A little detail in a question about finding all zeros of $2z^5 +8z -1$ in the ring $\{ 1 < |z| < 2 \}$

Question

The question is to find the number of zeros of the function $f(z) = 2z^5 +8z -1$ in the ring $\{ 1 < |z| < 2 \}$. The answer to this question says that there are $4$.

So I used Roche's theorem in a standard way, and got to those results:

In $\{ |z|<1 \}$ there is one zero. In $\{ |z|<2 \}$ there are $5$ zeros.

So by subtracting the domains I get that there are $4$ zeros in $\{ 1 \le |z| < 2 \}$. What I don't understand is: why on the domain $\{ |z|=1 \}$ always $f(z) \neq 0 $.

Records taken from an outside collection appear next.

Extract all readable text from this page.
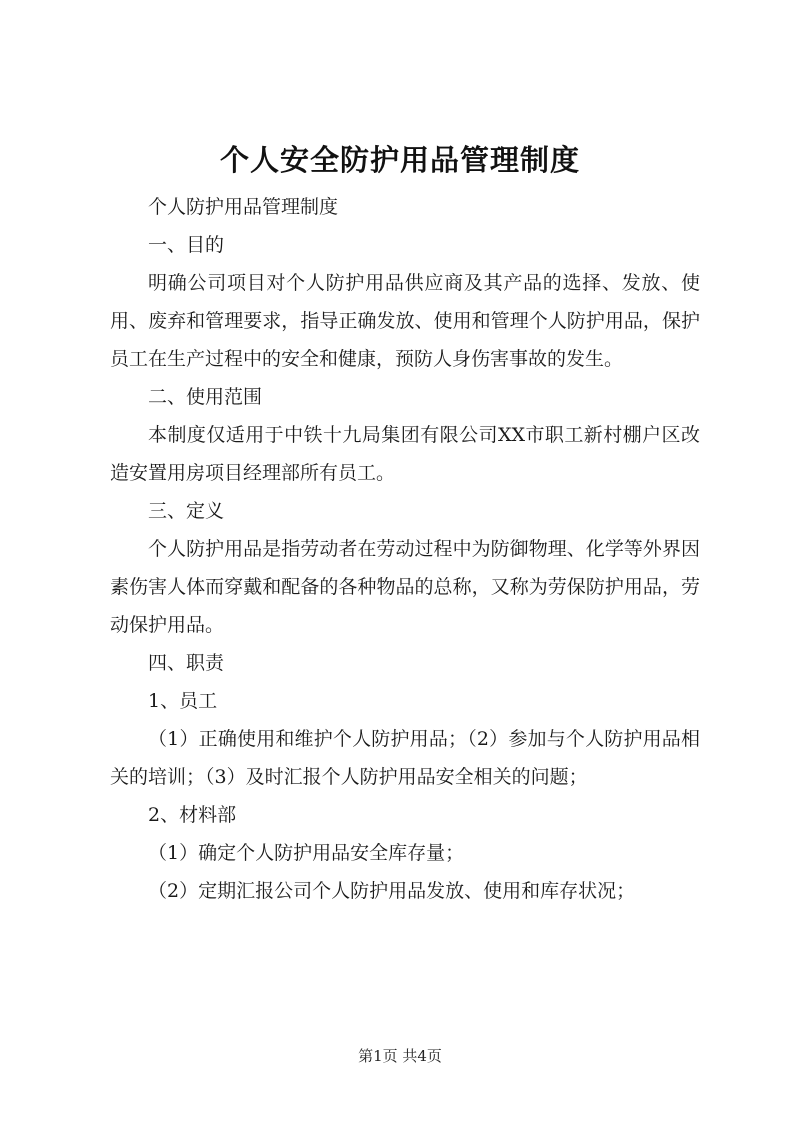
个人安全防护用品管理制度

个人防护用品管理制度

一、目的

明确公司项目对个人防护用品供应商及其产品的选择、发放、使用、废弃和管理要求，指导正确发放、使用和管理个人防护用品，保护员工在生产过程中的安全和健康，预防人身伤害事故的发生。

二、使用范围

本制度仅适用于中铁十九局集团有限公司XX市职工新村棚户区改造安置用房项目经理部所有员工。

三、定义

个人防护用品是指劳动者在劳动过程中为防御物理、化学等外界因素伤害人体而穿戴和配备的各种物品的总称，又称为劳保防护用品，劳动保护用品。

四、职责

1、员工

（1）正确使用和维护个人防护用品；（2）参加与个人防护用品相关的培训；（3）及时汇报个人防护用品安全相关的问题；

2、材料部

（1）确定个人防护用品安全库存量；

（2）定期汇报公司个人防护用品发放、使用和库存状况；

第1页 共4页
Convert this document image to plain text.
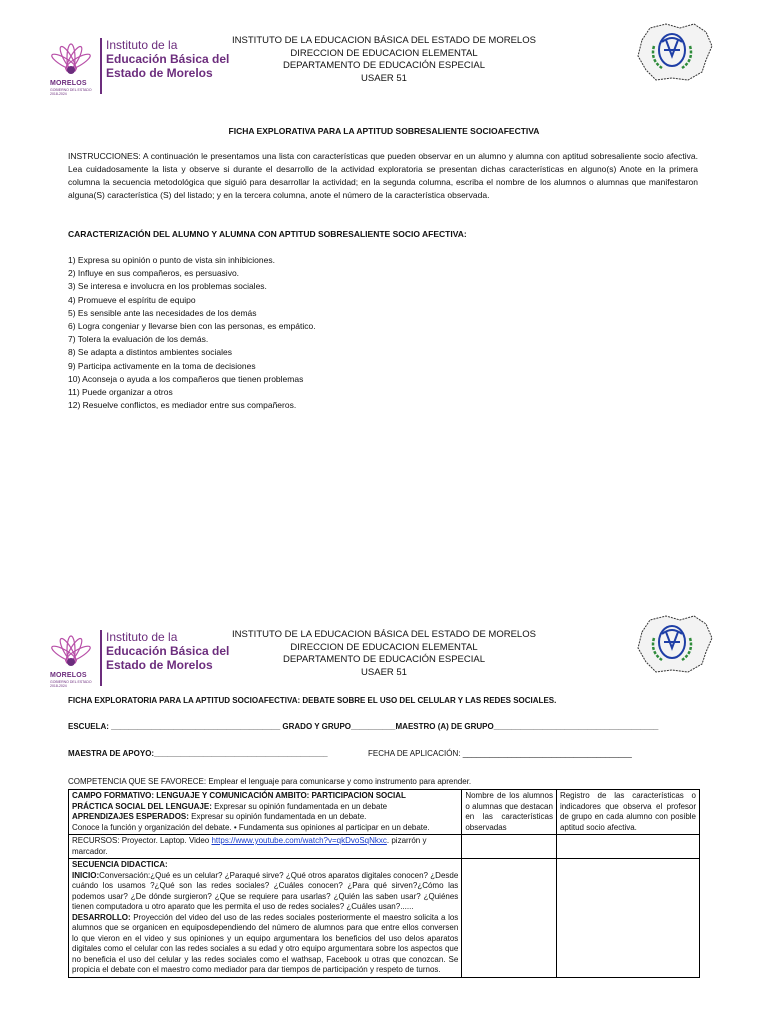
MORELOS
GOBIERNO DEL ESTADO 2018-2024
Instituto de la
Educación Básica del
Estado de Morelos
INSTITUTO DE LA EDUCACION BÁSICA DEL ESTADO DE MORELOS
DIRECCION DE EDUCACION ELEMENTAL
DEPARTAMENTO DE EDUCACIÓN ESPECIAL
USAER 51
FICHA EXPLORATIVA PARA LA APTITUD SOBRESALIENTE SOCIOAFECTIVA
INSTRUCCIONES: A continuación le presentamos una lista con características que pueden observar en un alumno y alumna con aptitud sobresaliente socio afectiva. Lea cuidadosamente la lista y observe si durante el desarrollo de la actividad exploratoria se presentan dichas características en alguno(s) Anote en la primera columna la secuencia metodológica que siguió para desarrollar la actividad; en la segunda columna, escriba el nombre de los alumnos o alumnas que manifestaron alguna(S) característica (S) del listado; y en la tercera columna, anote el número de la característica observada.
CARACTERIZACIÓN DEL ALUMNO Y ALUMNA CON APTITUD SOBRESALIENTE SOCIO AFECTIVA:
1) Expresa su opinión o punto de vista sin inhibiciones.
2) Influye en sus compañeros, es persuasivo.
3) Se interesa e involucra en los problemas sociales.
4) Promueve el espíritu de equipo
5) Es sensible ante las necesidades de los demás
6) Logra congeniar y llevarse bien con las personas, es empático.
7) Tolera la evaluación de los demás.
8) Se adapta a distintos ambientes sociales
9) Participa activamente en la toma de decisiones
10) Aconseja o ayuda a los compañeros que tienen problemas
11) Puede organizar a otros
12) Resuelve conflictos, es mediador entre sus compañeros.
MORELOS
GOBIERNO DEL ESTADO 2018-2024
Instituto de la
Educación Básica del
Estado de Morelos
INSTITUTO DE LA EDUCACION BÁSICA DEL ESTADO DE MORELOS
DIRECCION DE EDUCACION ELEMENTAL
DEPARTAMENTO DE EDUCACIÓN ESPECIAL
USAER 51
FICHA EXPLORATORIA PARA LA APTITUD SOCIOAFECTIVA: DEBATE SOBRE EL USO DEL CELULAR Y LAS REDES SOCIALES.
ESCUELA: ______________________________________ GRADO Y GRUPO__________MAESTRO (A) DE GRUPO_____________________________________
MAESTRA DE APOYO:_______________________________________	FECHA DE APLICACIÓN: ______________________________________
COMPETENCIA QUE SE FAVORECE: Emplear el lenguaje para comunicarse y como instrumento para aprender.
CAMPO FORMATIVO: LENGUAJE Y COMUNICACIÓN AMBITO: PARTICIPACION SOCIAL
PRÁCTICA SOCIAL DEL LENGUAJE: Expresar su opinión fundamentada en un debate
APRENDIZAJES ESPERADOS: Expresar su opinión fundamentada en un debate.
Conoce la función y organización del debate. • Fundamenta sus opiniones al participar en un debate.	Nombre de los alumnos o alumnas que destacan en las características observadas	Registro de las características o indicadores que observa el profesor de grupo en cada alumno con posible aptitud socio afectiva.
RECURSOS: Proyector. Laptop. Video https://www.youtube.com/watch?v=qkDvoSqNkxc. pizarrón y marcador.		

SECUENCIA DIDACTICA:
INICIO:Conversación:¿Qué es un celular? ¿Paraqué sirve? ¿Qué otros aparatos digitales conocen? ¿Desde cuándo los usamos ?¿Qué son las redes sociales? ¿Cuáles conocen? ¿Para qué sirven?¿Cómo las podemos usar? ¿De dónde surgieron? ¿Que se requiere para usarlas? ¿Quién las saben usar? ¿Quiénes tienen computadora u otro aparato que les permita el uso de redes sociales? ¿Cuáles usan?......
DESARROLLO: Proyección del video del uso de las redes sociales posteriormente el maestro solicita a los alumnos que se organicen en equiposdependiendo del número de alumnos para que entre ellos conversen lo que vieron en el video y sus opiniones y un equipo argumentara los beneficios del uso delos aparatos digitales como el celular con las redes sociales a su edad y otro equipo argumentara sobre los aspectos que no beneficia el uso del celular y las redes sociales como el wathsap, Facebook u otras que conozcan. Se propicia el debate con el maestro como mediador para dar tiempos de participación y respeto de turnos.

Help would be appreciated.

Answer 1

Note that when $|z|=1$, we have $|f(z)| = |2z^5+8z-1| = |8z - (1-2z^5)| \ge |8z| - |1-2z^5| \ge 8 - 3 = 5$.

Answer 2

assume there is a solution $z_0$ on $|z|=1$ s.t f($z_0$)=0 than $2z_0^5 +8z_0-1=0$ therefore $2z_0^5=-8z_0+1$ so $|2z_0^5|=|8z_0-1|$ in contradiction for what you got by using the Rouche's theorem.